8. Some codons operate as stop codons
The chain stop or termination codons are UAG, UAA, and UGA. They can’t code for any of the amino acids. These codons aren’t read by any tRNA molecules (due to their anticodons), but they are read by a group of proteins known as release factors (e.g., RF-1, RF-2, RF-3 in prokaryotes and RF in eukaryotes).
9. Some codes operate as start codons
The AUG codon is the start or initiation codon in most organisms, meaning that the polypeptide chain begins with methionine (eukaryotes) or N- formylmethionine (prokaryotes) (prokaryotes).
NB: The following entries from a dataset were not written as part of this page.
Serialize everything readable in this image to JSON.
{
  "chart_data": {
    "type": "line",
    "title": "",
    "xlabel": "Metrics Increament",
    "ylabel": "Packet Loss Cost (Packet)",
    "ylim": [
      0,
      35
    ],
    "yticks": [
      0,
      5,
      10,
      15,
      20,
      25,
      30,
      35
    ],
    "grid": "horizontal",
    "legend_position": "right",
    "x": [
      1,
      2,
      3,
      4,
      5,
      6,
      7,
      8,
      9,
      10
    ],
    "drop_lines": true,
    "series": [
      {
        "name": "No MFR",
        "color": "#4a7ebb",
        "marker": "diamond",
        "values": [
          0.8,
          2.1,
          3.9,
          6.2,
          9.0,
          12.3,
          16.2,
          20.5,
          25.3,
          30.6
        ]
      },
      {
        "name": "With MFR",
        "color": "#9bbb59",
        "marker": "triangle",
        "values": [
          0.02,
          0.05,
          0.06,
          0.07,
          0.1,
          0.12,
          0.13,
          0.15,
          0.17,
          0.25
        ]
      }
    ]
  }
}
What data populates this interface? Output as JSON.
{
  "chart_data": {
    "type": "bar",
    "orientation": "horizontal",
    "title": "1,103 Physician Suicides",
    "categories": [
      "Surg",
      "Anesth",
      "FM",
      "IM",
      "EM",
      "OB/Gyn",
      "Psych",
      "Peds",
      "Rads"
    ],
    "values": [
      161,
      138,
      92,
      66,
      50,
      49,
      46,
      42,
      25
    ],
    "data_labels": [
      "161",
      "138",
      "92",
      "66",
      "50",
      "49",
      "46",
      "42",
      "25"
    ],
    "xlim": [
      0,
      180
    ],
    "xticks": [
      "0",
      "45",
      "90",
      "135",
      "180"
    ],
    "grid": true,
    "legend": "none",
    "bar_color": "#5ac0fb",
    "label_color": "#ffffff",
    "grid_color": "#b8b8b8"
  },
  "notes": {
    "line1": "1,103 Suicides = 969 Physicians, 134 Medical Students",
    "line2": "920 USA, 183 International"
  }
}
The starting site of mRNA which has the AUG is bound to N-formylmethionyl-tRNA.
Conclusion
We have learned the types of genetic codes, their characteristics, and key properties, also given that the code explains how information is transmitted from DNA to mRNA to protein at a molecular level (the central dogma of biology). The dynamics and circumstances that influence how the nucleotide triplet code translates into amino acid sequences are fundamental to genetics and molecular biology.
Lastly, the information in DNA as a nucleotide sequence is important for the production of proteins, which are required for cell and organism function.